Article 53/2: If the country faces internal unrest which requires the intervention of the armed forces [ya’ni ey, dah?], the president can issue a decision to commission the armed forces – with the approval of the SCAF – to maintain security and defend public properties. Current Egyptian law [i.e., the martial law declaration revealed last week?] stipulates the powers of the armed forces and its authorities in cases where the military can use force, arrest or detain.

Also SCAF has revealed that it plans to push through a new constitution and install a new parliament in the next two months, i.e. force elections (yay! another pointless referendum! more pointless elections! and during the heat of Ramadan, why not?):

Article 60 B: If the constituent assembly [i.e, constitutional convention] is not completely formed within a week’s time, the SCAF will form a new constituent assembly – representative of all factions of society – to author a new constitution within three months from the day of the new assembly’s formation. The newly drafted constitution will be put forward after 15 days of the day it is completed, for approval by the people through a national referendum. [What if they reject it?] The parliamentary elections will take place one month from the day the new constitution is approved by the national referendum.
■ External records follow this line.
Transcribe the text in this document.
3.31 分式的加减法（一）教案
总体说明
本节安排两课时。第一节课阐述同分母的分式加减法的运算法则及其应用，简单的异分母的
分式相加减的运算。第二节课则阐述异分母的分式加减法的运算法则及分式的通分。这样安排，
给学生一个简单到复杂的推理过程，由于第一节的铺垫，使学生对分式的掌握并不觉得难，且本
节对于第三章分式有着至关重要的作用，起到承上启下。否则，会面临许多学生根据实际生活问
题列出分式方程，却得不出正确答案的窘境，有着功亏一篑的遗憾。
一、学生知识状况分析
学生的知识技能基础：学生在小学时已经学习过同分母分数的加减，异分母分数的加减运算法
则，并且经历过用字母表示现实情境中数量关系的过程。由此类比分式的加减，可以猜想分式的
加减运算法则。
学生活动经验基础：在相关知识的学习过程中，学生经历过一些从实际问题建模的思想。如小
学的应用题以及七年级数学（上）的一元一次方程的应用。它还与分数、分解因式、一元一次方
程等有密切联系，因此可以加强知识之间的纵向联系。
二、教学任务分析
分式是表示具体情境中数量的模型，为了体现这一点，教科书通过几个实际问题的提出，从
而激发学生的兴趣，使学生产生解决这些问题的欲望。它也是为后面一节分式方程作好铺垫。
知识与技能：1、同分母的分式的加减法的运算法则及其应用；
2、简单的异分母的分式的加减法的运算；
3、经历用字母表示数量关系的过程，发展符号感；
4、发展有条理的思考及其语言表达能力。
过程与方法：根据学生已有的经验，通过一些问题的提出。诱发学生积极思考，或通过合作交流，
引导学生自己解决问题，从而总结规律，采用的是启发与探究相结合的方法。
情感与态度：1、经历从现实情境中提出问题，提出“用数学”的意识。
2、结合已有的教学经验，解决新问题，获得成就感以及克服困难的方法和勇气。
All of which gives SCAF at least two and a half branches of the government – three if Cairo goes for Shafik. Then what? Some revolutionaries and fellow-travelers are proclaiming that the revolution must continue. But the grisly news from Syria is an effective cautionary example (just as the example of US-led “maqrata” in Iraq probably delayed by several years any Syrian efforts to pursue democracy).

As I came into my hotel a couple of hours ago, the two men at the desk (the older one had voted for Shafik holding his nose and fearing theocracy, the younger for Morsi holding his nose and hating military dictatorship) were watching returns on TV and eager to vent. We went back and forth for a while: could the Brotherhood be trusted to relinquish power four years from now (but what power?), having broken every promise they’ve made in the past year and a half?  But then it was the Shafik supporter who said, commenting on the Constitutional Declaration and the figurehead presidency it creates: “We’ll be like England now. He’ll be like the Queen.”  I said maybe we could celebrate his birthday every year. We all laughed ruefully and said good night.